Participating in the Aug. 16, 2019, ribbon cutting events, and Kennedy Space Director Bob Cabana, Commander of the 45th Space Wing Col. Thomas Ste. Marie and Northrop Grumman's Strategic Programs Vice President, Kent Rominger.

Cabana said that many of the people are expected to be working on the Northrop Grumman's OmegA rocket are the same as the Space Launch system and Orion programs.

"What an outstanding use of this facility," said Cabana. "We only need one bay to support SLS and Orion, and we only need one launch pad. Would not it be great if we could utilize that pad and this facility to support our nation's other needs in space. Helping support it with the OmegA rocket is what's going to happen. "

Speaking on behalf of the 45th Space Wing, Col. Thomas Ste. Marie acknowledged the Air Force members who have worked alongside alumni scientists and engineers from the 45th Space Wing.

"The 45th Space Wing and our predecessor organizations have been doing so many years ago, each of these historic endeavors, which made the dreams and aspirations of so many Americans in space program a reality," Ste. Marie said. "We stuck alongside these innovators to insure that we provide mission assurance, and we guarantee that we can provide the public safety along the way."

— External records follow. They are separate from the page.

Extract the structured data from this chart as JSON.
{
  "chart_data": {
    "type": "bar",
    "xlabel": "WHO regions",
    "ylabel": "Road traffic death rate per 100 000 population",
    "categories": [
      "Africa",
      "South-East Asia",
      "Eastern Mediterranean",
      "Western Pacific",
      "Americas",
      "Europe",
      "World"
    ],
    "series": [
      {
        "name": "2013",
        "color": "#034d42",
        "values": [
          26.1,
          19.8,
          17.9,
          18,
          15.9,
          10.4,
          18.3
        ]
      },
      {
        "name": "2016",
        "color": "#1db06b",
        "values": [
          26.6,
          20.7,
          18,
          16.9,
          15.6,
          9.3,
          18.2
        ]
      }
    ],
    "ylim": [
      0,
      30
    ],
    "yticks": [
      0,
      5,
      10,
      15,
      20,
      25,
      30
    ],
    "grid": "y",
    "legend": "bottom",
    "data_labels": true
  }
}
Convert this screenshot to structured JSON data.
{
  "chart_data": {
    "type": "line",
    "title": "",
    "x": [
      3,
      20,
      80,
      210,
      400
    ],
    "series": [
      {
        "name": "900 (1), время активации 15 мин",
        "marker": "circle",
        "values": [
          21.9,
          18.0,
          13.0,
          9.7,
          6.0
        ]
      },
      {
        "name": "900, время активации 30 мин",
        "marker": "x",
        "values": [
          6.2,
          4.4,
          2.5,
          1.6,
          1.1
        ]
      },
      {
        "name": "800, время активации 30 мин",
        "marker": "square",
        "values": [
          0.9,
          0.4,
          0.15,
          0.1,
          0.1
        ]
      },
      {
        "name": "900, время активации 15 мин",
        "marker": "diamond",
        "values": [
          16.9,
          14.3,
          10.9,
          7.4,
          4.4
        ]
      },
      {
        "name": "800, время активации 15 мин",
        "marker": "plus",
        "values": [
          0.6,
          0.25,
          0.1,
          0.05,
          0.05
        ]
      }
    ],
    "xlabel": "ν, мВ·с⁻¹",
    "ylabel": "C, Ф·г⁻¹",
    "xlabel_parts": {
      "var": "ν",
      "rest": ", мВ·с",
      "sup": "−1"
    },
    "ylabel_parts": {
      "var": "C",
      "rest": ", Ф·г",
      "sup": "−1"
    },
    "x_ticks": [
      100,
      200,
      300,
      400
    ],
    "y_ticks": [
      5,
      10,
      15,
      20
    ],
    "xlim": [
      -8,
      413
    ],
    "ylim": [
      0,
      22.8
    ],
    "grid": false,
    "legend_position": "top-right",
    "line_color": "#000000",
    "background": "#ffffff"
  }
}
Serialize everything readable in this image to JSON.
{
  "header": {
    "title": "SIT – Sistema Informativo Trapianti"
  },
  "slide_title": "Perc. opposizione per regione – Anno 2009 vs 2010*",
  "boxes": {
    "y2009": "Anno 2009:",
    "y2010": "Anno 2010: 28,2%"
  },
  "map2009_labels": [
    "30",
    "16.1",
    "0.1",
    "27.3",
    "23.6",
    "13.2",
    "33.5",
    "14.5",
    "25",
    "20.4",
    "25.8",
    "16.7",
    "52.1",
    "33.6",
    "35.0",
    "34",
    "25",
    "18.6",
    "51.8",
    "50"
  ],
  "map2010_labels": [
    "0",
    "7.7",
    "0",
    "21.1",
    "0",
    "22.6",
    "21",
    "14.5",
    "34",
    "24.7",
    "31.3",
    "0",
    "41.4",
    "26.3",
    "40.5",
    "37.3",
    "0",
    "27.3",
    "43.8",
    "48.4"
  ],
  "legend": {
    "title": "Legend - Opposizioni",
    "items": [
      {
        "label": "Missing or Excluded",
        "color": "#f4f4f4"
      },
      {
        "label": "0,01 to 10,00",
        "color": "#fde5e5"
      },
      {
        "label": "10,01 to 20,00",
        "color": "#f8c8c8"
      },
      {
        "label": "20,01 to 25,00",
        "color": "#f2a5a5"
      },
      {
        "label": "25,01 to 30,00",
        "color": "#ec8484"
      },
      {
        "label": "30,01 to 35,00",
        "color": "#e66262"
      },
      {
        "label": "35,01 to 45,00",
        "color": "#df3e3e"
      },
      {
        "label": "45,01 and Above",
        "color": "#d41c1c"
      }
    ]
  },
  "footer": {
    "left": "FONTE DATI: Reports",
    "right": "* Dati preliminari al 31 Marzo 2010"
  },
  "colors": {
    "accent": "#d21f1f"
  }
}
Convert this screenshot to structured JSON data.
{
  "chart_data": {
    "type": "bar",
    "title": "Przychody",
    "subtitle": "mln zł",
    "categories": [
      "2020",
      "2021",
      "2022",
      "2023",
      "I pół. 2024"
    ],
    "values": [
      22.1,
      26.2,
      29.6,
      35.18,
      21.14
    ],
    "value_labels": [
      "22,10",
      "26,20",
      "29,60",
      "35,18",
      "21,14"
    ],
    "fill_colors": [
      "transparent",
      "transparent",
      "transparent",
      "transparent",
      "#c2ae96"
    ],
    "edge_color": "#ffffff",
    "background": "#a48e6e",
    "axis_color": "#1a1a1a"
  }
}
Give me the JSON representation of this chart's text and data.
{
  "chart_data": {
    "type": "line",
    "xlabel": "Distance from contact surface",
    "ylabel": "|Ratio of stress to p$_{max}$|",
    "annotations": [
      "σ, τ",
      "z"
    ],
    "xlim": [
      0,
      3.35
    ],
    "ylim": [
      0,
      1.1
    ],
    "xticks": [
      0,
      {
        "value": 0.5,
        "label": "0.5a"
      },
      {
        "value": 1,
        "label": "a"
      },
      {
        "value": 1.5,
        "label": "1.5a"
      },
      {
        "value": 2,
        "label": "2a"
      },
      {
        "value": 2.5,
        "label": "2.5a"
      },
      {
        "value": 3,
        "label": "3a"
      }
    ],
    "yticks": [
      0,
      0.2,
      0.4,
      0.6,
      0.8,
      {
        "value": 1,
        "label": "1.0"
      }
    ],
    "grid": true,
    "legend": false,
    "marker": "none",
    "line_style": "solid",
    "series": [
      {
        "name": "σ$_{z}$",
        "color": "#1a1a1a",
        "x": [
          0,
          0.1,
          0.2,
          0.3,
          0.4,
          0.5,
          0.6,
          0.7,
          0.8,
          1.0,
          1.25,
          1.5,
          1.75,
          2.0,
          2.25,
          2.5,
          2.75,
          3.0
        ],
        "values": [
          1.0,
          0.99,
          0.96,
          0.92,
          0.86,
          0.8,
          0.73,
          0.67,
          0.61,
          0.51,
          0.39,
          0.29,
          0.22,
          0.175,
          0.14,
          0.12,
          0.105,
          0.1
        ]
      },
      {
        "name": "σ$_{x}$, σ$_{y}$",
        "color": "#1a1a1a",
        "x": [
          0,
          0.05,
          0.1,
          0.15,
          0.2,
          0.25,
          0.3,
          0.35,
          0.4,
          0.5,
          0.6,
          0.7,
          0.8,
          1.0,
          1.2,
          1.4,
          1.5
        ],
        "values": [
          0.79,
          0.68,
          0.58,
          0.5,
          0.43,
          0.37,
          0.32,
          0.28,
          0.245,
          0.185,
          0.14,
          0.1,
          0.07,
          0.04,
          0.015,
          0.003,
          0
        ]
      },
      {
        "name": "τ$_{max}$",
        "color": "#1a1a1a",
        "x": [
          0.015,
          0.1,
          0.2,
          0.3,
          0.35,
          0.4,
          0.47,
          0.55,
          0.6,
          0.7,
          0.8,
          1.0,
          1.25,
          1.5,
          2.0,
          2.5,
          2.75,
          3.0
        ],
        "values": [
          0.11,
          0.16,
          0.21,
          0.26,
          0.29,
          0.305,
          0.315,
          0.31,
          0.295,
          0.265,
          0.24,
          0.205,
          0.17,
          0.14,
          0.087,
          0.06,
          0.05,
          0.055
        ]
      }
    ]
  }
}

Ste. Marie said that just over three years ago, the 45th Space Wing has launched its "Drive to 48," a Kennedy Space Center and Cape Canaveral Air Force Station. He said Northrop Grumman and his OmegA rocket marches them even closer to that goal.

Rominger, Northrop Grumman's vice president of Strategic Programs and a former NASA space shuttle astronaut, said it was a part of America's Spaceport.

"This historic building was used by Apollo and one of my favorite rockets to ride, the space shuttle," Rominger said. "But additionally as we speak, this building is being utilized to process the Artemis system – SLS and Orion. For us, it is really an honor for bringing into the Vehicle Assembly Building. "

In addition to utilizing the VAB, Rominger said Northrop Grumman was expected to use Mobile Launch Platform 3, which was also used for the Apollo 11 mission.

Both High Bay 2 and Mobile Launch Platform 3 are expected to be updated to the current flight of OmegA, currently targeting 2021.

Mobile Launch Platform 3 sits outside the Vehicle Assembly Building. It's like High Bay 2, Northrop Grumman's OmegA rocket. Photo Credit: Michael Howard / SpaceFlight Insider

Mobile Launch Platform 3 sits outside the Vehicle Assembly Building. It's like High Bay 2, Northrop Grumman's OmegA rocket. Photo Credit: Michael Howard / SpaceFlight Insider

Tagged: High Bay 2 Kennedy Space Center Mobile Launch Platform 3 NASA Northrop Grumman OmegA The Range Vehicle Assembly Building

Mike Howard

Mike Howard was born on Florida's Space Coast in 1961, when rockets began to fly into space. As a small boy, one of the first photographs he took was July 1969 – of the Apollo 11 launch to the Moon with his father's Nikon.

Howard has been publishing in various media including Florida Today, Air and Space Magazine, and has been working with SpaceX and Space as well as other news outlets. In 1998, his company began offering destination wedding photography services in the Cocoa Beach area in 2005 by Michael Howard Photography L.L.C. was formed.